Malcolm lived just down High street in Moosup, Connecticut. His father was publisher of the local newspaper, The Moosup Journal. His mother, a Canadian lady with great charm, played the piano and was a good cook. Mal’s younger sister, Dorcus, was a good friend of my brother Peter.
Mal was in my twin sister, Mercy, and my class through Moosup Grammar School. That was a bright class with Mercy, Malcolm, Jack Janetatos and I leading the way academically.
Mal and I were totally different people with different dimensions and personalities—Mal was an outstanding athlete, He was large (becoming six feet four), outgoing, and gregarious. Mal was attractive to the opposite sex and vice versa. I was lacking in all of these and yet we were about as close as two boys could be as we grew up together.
We watched many baseball games together at the Moosup Carpet Grounds where our mutual friend, George Dropo’s brother, Walt Dropo, learned baseball before going on to become a well-known Boston Red Sox first baseman and “Rookie of the Year in 1950.”
Malcolm and I kept baseball scrapbooks and worshipped the famous players, especially for the Red Sox. We throw the ball in his front yard and nobody tried harder than Malcolm to teach me how to throw and catch a baseball—the only problem was, he never stressed how important it was for me to keep my eye on the ball. We read magazines together and both had crushes on the actress, Joan Leslie. We later played golf together, and I wasn’t particularly good at that.
Mal went on to Mount Hermon Academy and Dartmouth College, where he earned a Daniel Webster Scholarship. He played both football and baseball at Dartmouth.

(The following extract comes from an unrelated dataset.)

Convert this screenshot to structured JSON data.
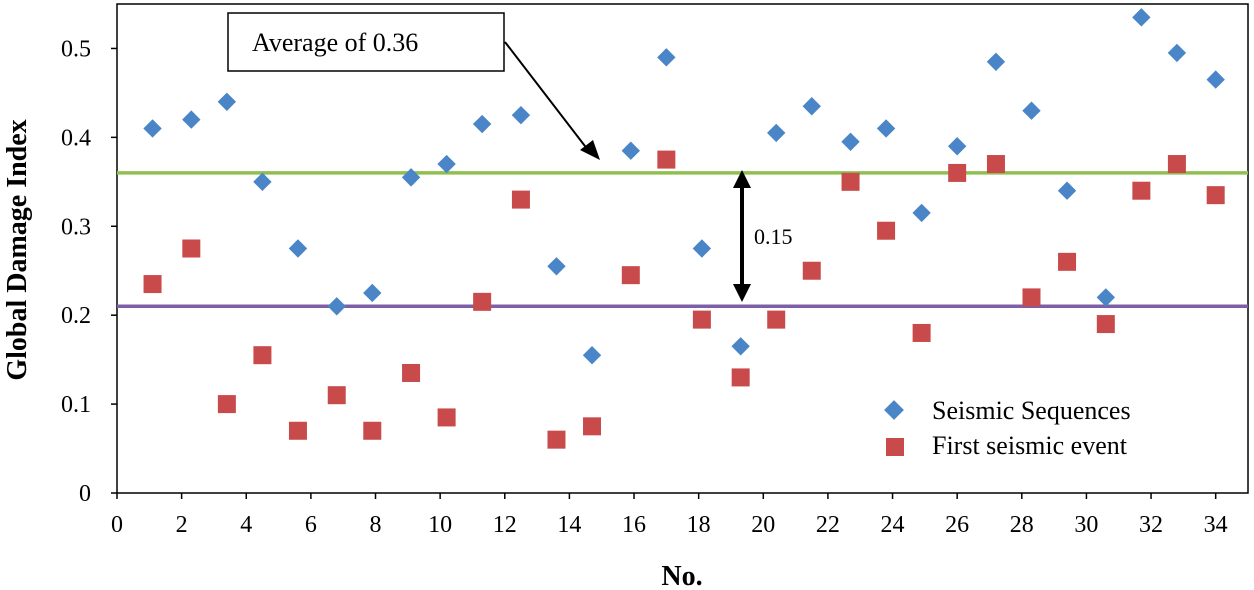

I remember one night when I was at Bowdoin, Mal called me to tell me he’d hit a home run for Dartmouth against West Point—with the bases loaded. He was ecstatic!

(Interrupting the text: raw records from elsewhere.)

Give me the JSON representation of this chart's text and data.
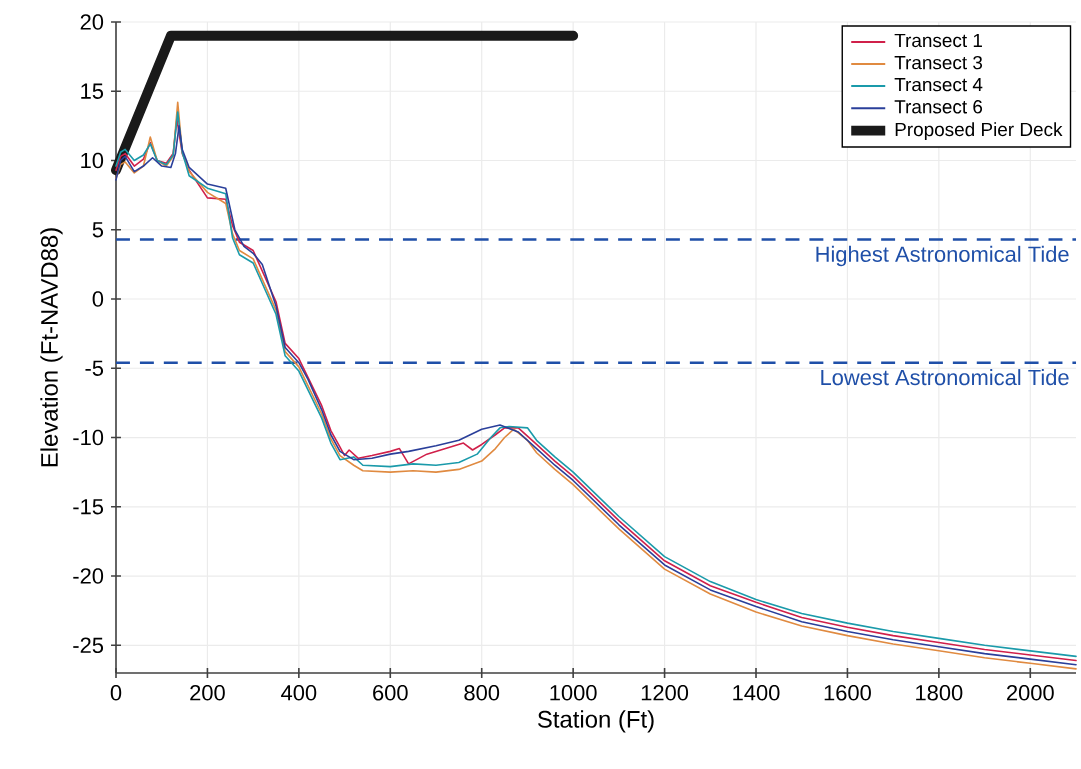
{
  "chart_data": {
    "type": "line",
    "xlabel": "Station (Ft)",
    "ylabel": "Elevation (Ft-NAVD88)",
    "xlim": [
      0,
      2100
    ],
    "ylim": [
      -27,
      20
    ],
    "xticks": [
      0,
      200,
      400,
      600,
      800,
      1000,
      1200,
      1400,
      1600,
      1800,
      2000
    ],
    "yticks": [
      -25,
      -20,
      -15,
      -10,
      -5,
      0,
      5,
      10,
      15,
      20
    ],
    "grid": true,
    "legend": "top right",
    "line_style": "solid",
    "marker": "none",
    "ref_lines": [
      {
        "axis": "y",
        "value": 4.3,
        "label": "Highest Astronomical Tide",
        "color": "#1f4fa8",
        "line_style": "dashed"
      },
      {
        "axis": "y",
        "value": -4.6,
        "label": "Lowest Astronomical Tide",
        "color": "#1f4fa8",
        "line_style": "dashed"
      }
    ],
    "series": [
      {
        "name": "Transect 1",
        "color": "#d0204a",
        "x": [
          0,
          10,
          20,
          40,
          60,
          75,
          90,
          110,
          125,
          133,
          145,
          160,
          200,
          240,
          255,
          270,
          300,
          350,
          370,
          400,
          450,
          470,
          490,
          500,
          510,
          530,
          560,
          600,
          620,
          640,
          680,
          720,
          760,
          780,
          800,
          830,
          850,
          880,
          920,
          960,
          1000,
          1100,
          1200,
          1300,
          1400,
          1500,
          1600,
          1700,
          1800,
          1900,
          2000,
          2100
        ],
        "values": [
          9.3,
          10.3,
          10.5,
          9.6,
          10.1,
          11.3,
          10,
          9.8,
          10.5,
          13,
          10.5,
          9.3,
          7.3,
          7.2,
          5.3,
          4.1,
          3.5,
          -0.2,
          -3.2,
          -4.3,
          -7.7,
          -9.5,
          -10.7,
          -11.3,
          -10.9,
          -11.5,
          -11.3,
          -11,
          -10.8,
          -11.9,
          -11.2,
          -10.8,
          -10.4,
          -10.9,
          -10.5,
          -9.8,
          -9.3,
          -9.3,
          -10.5,
          -11.7,
          -12.8,
          -16,
          -18.9,
          -20.7,
          -21.9,
          -23,
          -23.7,
          -24.3,
          -24.8,
          -25.3,
          -25.7,
          -26.1
        ]
      },
      {
        "name": "Transect 3",
        "color": "#e08a40",
        "x": [
          0,
          10,
          20,
          40,
          60,
          75,
          90,
          110,
          125,
          135,
          145,
          160,
          200,
          240,
          255,
          270,
          300,
          350,
          370,
          400,
          450,
          470,
          490,
          520,
          540,
          600,
          650,
          700,
          750,
          800,
          830,
          850,
          870,
          900,
          920,
          960,
          1000,
          1100,
          1200,
          1300,
          1400,
          1500,
          1600,
          1700,
          1800,
          1900,
          2000,
          2100
        ],
        "values": [
          8.7,
          9.7,
          9.9,
          9.1,
          9.6,
          11.7,
          10,
          9.6,
          10.3,
          14.2,
          10.6,
          9.2,
          7.7,
          6.9,
          4.7,
          3.5,
          2.9,
          -0.8,
          -3.8,
          -4.9,
          -8.3,
          -10.1,
          -11.3,
          -12,
          -12.4,
          -12.5,
          -12.4,
          -12.5,
          -12.3,
          -11.7,
          -10.8,
          -10,
          -9.4,
          -10.2,
          -11.1,
          -12.3,
          -13.4,
          -16.6,
          -19.5,
          -21.3,
          -22.6,
          -23.6,
          -24.3,
          -24.9,
          -25.4,
          -25.9,
          -26.3,
          -26.7
        ]
      },
      {
        "name": "Transect 4",
        "color": "#1a9aaa",
        "x": [
          0,
          10,
          20,
          40,
          60,
          75,
          90,
          110,
          125,
          135,
          145,
          160,
          200,
          240,
          255,
          270,
          300,
          350,
          370,
          400,
          450,
          470,
          490,
          520,
          540,
          600,
          650,
          700,
          750,
          790,
          820,
          840,
          860,
          900,
          920,
          960,
          1000,
          1100,
          1200,
          1300,
          1400,
          1500,
          1600,
          1700,
          1800,
          1900,
          2000,
          2100
        ],
        "values": [
          9.6,
          10.6,
          10.8,
          10,
          10.4,
          11.2,
          10,
          9.7,
          10.4,
          13.5,
          10.6,
          8.9,
          8,
          7.6,
          4.4,
          3.2,
          2.6,
          -1.1,
          -4.1,
          -5.2,
          -8.6,
          -10.4,
          -11.6,
          -11.4,
          -12,
          -12.1,
          -11.9,
          -12,
          -11.8,
          -11.2,
          -10,
          -9.3,
          -9.2,
          -9.3,
          -10.2,
          -11.4,
          -12.5,
          -15.7,
          -18.6,
          -20.4,
          -21.7,
          -22.7,
          -23.4,
          -24,
          -24.5,
          -25,
          -25.4,
          -25.8
        ]
      },
      {
        "name": "Transect 6",
        "color": "#2a3f9a",
        "x": [
          0,
          10,
          20,
          40,
          60,
          80,
          100,
          120,
          130,
          138,
          145,
          160,
          200,
          240,
          260,
          280,
          300,
          320,
          350,
          370,
          400,
          420,
          450,
          470,
          490,
          520,
          560,
          600,
          640,
          700,
          750,
          800,
          840,
          880,
          920,
          960,
          1000,
          1100,
          1200,
          1300,
          1400,
          1500,
          1600,
          1700,
          1800,
          1900,
          2000,
          2100
        ],
        "values": [
          8.6,
          10,
          10.3,
          9.2,
          9.6,
          10.2,
          9.6,
          9.5,
          10.5,
          12.5,
          10.8,
          9.5,
          8.3,
          8,
          5,
          3.8,
          3.3,
          2.5,
          -0.5,
          -3.5,
          -4.6,
          -5.8,
          -8,
          -9.8,
          -11,
          -11.6,
          -11.5,
          -11.2,
          -11,
          -10.6,
          -10.2,
          -9.4,
          -9.1,
          -9.6,
          -10.8,
          -12,
          -13.1,
          -16.3,
          -19.2,
          -21,
          -22.2,
          -23.3,
          -24,
          -24.6,
          -25.1,
          -25.6,
          -26,
          -26.4
        ]
      },
      {
        "name": "Proposed Pier Deck",
        "color": "#1a1a1a",
        "x": [
          0,
          120,
          1000
        ],
        "values": [
          9.3,
          19,
          19
        ]
      }
    ]
  }
}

I visited Mal a couple of times at Dartmouth at their famous winter carnival. We belonged to the same fraternities, Alpha Delta Phi, and occasionally skied together. He was a natural athlete and a good student. Majoring in English, he was an excellent writer, following in the footsteps of his father, who had passed up an offer to join the New York Times, to operate a small town newspaper.
When Pat and I were engaged and started planning our wedding in Atlanta, I asked Mal to be my ‘best-man.’ Malcolm arrived at least a week ahead of my return from France that fall in 1957. In a week’s time, Mal wowed most of Pat’s nursing-school classmates and became a friend of Pat’s father, Charlie Peacock. They played golf together on the Bobby Jones Golf Course and really became good buddies.
I remember Mal telling Pat and me, “I’ve met the girl of my life and I’m going to marry her.” Sure enough, Mal married that wonderful girl, Sandy Peterson, just five months after our wedding. Mal and Sandy became Pat and my best friends when we lived in Moosup, Connecticut and started our families. I had met many of Mal’s lady-friends over the years and I was completely positive that he was most fortunate in meeting and marrying Sandy. She was, and still is, a PEACH.
Mal and Sandy had three children, Mike, Rebecca, and Tabitha. These kids grew up with our children until we moved to South Carolina. Mike and our daughter, Jan, were particularly good friends with both skipping a grade together at the same Moosup Grammar School where Mal, Mercy, and I had gone years ago.
Mal ran his father’s newspaper until he sold it to the Norwich Bulletin. Mal and I had sold ads for his father’s paper while home on vacations. Mal was an excellent editor and worked hard. He ran the press himself for this weekly paper. One week a company moved into town making SHIRTS. Mal ran a feature article on this company with the headline, “Shit-Factory moves to Moosup.” He called me to tell me he’d discovered his error after the papers were delivered to stores. We all got a laugh out of that and he sold a record number of newspapers that week!
Mal and Sandy visited us in the South. I remember the time Mal and his son, Mike, also a fine athlete, played golf together on the island of Daufauskie, near Hilton Head. I think they were playing 18 holes for one dollar to the winner. I rode their golf-cart and watched Mal beat Mike on the eighteenth hole by one stroke. Mal was as happy as he was with that Dartmouth home run.
Mercy and her husband, Bats, gave Pat and me a 40th anniversary party at their South Natick, MA home in November of 1997. They’d invited Mal and Sandy without telling us. I’ll always remember Mal and Sandy walking in to the restaurant and totally surprising us. We had a wonderful party. Just before they left, Mal whispered to me that. “I have congestive heart failure, but Sandy and I plan to visit you guys on Hilton Head in the spring.”
Unfortunately, Malcolm died suddenly far too soon in January 1998—just weeks before we’d seen him. Mike called me to ask me if I could attend and speak. Of course, I could. My daughter, Jan, and I flew to Boston in a snow-storm and drove as fast as we could, arriving at the full Mystic Congregational Church just as the service started.
I salute one amazing guy who, by a remarkable stroke of luck, I had become close friends when I was four years old and he was two. No two guys were as different as Mal and I, and yet we had a special friendship with enough similar interests to become close friends.